Department of Physics & Astronomy, Louisiana State University, Baton Rouge, Louisiana, USA.
Department of Preventive Medicine & Population Health, University of Texas Medical Branch, Galveston, Texas, USA.
J Environ Sci Health C Toxicol Carcinog. 2021;39(2):113-128. doi: 10.1080/26896583.2021.1897273.

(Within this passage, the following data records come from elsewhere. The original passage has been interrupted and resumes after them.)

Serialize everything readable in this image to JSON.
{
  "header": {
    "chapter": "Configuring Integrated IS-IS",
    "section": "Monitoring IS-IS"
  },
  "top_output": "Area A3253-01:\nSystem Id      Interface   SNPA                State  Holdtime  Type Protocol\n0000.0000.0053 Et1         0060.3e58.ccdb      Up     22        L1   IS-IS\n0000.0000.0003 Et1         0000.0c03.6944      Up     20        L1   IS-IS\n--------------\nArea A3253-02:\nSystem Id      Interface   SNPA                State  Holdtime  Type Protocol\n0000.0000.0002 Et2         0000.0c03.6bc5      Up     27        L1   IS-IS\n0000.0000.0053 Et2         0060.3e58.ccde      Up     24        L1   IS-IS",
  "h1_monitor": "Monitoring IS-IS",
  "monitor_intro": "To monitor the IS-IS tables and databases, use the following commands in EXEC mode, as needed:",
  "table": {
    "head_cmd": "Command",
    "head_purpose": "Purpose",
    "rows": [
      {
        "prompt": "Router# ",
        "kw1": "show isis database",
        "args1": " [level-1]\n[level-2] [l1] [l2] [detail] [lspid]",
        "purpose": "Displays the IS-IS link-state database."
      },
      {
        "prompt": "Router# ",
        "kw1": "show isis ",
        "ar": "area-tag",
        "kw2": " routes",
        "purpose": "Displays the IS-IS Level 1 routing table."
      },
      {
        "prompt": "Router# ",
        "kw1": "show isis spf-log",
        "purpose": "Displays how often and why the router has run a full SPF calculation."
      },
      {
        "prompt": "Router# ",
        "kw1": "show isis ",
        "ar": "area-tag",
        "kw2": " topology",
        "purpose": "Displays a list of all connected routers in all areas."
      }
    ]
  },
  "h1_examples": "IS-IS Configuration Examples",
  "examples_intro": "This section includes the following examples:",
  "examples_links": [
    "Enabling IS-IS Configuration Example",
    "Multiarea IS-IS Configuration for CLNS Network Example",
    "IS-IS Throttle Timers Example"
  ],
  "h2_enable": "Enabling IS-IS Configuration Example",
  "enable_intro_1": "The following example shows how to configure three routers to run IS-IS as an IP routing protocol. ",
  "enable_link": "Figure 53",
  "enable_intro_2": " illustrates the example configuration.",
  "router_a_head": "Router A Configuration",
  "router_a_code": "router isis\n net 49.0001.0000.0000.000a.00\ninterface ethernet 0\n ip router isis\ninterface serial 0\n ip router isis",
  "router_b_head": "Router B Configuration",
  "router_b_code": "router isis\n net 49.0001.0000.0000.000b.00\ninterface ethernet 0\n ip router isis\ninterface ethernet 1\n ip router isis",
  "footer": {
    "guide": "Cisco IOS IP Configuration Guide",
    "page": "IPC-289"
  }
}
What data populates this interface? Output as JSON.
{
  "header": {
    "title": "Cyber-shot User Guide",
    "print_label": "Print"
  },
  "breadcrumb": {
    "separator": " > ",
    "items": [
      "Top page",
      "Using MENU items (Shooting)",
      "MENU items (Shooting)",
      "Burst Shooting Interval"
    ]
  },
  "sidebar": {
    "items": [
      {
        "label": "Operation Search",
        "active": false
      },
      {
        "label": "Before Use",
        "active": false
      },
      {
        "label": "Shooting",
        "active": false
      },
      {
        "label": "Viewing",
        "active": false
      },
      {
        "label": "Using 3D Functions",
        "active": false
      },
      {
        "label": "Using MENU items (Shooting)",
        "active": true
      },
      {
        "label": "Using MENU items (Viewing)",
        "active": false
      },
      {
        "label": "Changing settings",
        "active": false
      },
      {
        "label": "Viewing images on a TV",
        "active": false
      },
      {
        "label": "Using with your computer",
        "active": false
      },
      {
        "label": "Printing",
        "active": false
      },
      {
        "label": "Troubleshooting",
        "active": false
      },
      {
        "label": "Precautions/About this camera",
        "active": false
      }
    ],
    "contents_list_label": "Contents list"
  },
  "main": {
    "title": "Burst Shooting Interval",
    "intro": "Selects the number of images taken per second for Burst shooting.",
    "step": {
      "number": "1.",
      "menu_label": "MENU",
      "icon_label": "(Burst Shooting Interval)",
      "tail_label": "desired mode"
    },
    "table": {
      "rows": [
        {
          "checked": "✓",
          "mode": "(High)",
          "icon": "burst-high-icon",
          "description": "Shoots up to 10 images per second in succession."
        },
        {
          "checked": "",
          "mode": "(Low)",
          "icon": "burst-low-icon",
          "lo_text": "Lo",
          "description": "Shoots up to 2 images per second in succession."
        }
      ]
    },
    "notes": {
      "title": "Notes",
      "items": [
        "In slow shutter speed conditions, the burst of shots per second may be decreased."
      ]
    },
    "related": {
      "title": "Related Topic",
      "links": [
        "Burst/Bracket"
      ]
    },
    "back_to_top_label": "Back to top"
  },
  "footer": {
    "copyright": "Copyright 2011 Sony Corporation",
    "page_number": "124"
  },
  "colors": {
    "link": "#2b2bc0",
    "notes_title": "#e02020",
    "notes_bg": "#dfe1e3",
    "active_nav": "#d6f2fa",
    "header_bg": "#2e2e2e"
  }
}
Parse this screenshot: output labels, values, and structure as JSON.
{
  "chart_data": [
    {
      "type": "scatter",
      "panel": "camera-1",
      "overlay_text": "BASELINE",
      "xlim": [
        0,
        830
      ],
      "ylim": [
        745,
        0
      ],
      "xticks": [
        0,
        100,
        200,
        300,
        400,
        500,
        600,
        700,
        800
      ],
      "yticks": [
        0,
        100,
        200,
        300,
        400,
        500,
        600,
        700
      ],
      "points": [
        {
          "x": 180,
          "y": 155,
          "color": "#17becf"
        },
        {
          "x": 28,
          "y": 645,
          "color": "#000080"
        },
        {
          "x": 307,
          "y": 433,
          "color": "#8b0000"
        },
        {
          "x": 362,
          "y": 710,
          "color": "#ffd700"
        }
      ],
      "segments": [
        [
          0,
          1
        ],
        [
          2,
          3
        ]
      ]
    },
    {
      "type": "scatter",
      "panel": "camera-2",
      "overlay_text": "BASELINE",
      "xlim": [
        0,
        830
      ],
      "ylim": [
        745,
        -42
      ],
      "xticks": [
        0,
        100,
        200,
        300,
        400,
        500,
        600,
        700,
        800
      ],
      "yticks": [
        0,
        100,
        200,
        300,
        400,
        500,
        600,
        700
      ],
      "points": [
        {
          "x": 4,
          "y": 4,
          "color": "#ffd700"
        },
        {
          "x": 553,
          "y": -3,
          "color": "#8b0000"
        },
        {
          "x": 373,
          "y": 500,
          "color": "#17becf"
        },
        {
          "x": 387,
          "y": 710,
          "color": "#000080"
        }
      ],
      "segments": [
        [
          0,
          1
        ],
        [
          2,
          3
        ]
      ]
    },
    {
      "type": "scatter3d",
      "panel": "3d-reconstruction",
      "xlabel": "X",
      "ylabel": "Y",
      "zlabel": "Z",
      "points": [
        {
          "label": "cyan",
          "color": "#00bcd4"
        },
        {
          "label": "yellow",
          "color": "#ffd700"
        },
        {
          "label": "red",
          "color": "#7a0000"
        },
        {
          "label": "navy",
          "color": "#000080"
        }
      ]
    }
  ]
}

The space radiation environment is a complex combination of fast-moving ions derived from all atomic species found in the periodic table. The energy spectrum of each ion species varies widely but is prominently in the range of 400-600 MeV/n. The large dynamic range in ion energy is difficult to simulate in ground-based radiobiology experiments. Most ground-based irradiations with mono-energetic beams of a single one ion species are delivered at comparatively high dose rates. In some cases, sequences of such beams are delivered with various ion species and energies to crudely approximate the complex space radiation environment. This approximation may cause profound experimental bias in processes such as biologic repair of radiation damage, which are known to have strong temporal dependencies. It is possible that this experimental bias leads to an over-prediction of risks of radiation effects that have not been observed in the astronaut cohort. None of the primary health risks presumably attributed to space radiation exposure, such as radiation carcinogenesis, cardiovascular disease, cognitive deficits, etc., have been observed in astronaut or cosmonaut crews. This fundamentally and profoundly limits our understanding of the effects of GCR on humans and limits the development of effective radiation countermeasures.
空间辐射环境是一个由来自元素周期表中所有原子种类的高速移动离子组成的复杂组合。每个离子种类的能量谱变化很大,但主要集中在 400-600 MeV/n 的范围内。离子能量的大动态范围难以在地面放射生物学实验中模拟。大多数基于地面的辐射实验是用单一离子种类的单能束进行的,剂量率相对较高。在某些情况下,会使用各种离子种类和能量的束序列进行粗略模拟,以近似复杂的空间辐射环境。这种近似可能会导致生物学修复辐射损伤等过程中的实验偏差,这些过程具有很强的时间依赖性。可能正是这种实验偏差导致了对宇航员队列中未观察到的辐射效应风险的过高预测。在宇航员或航天员机组人员中,没有观察到据推测归因于空间辐射暴露的主要健康风险,例如辐射致癌、心血管疾病、认知缺陷等。这从根本上严重限制了我们对 GCR 对人类影响的理解,并限制了有效辐射对策的发展。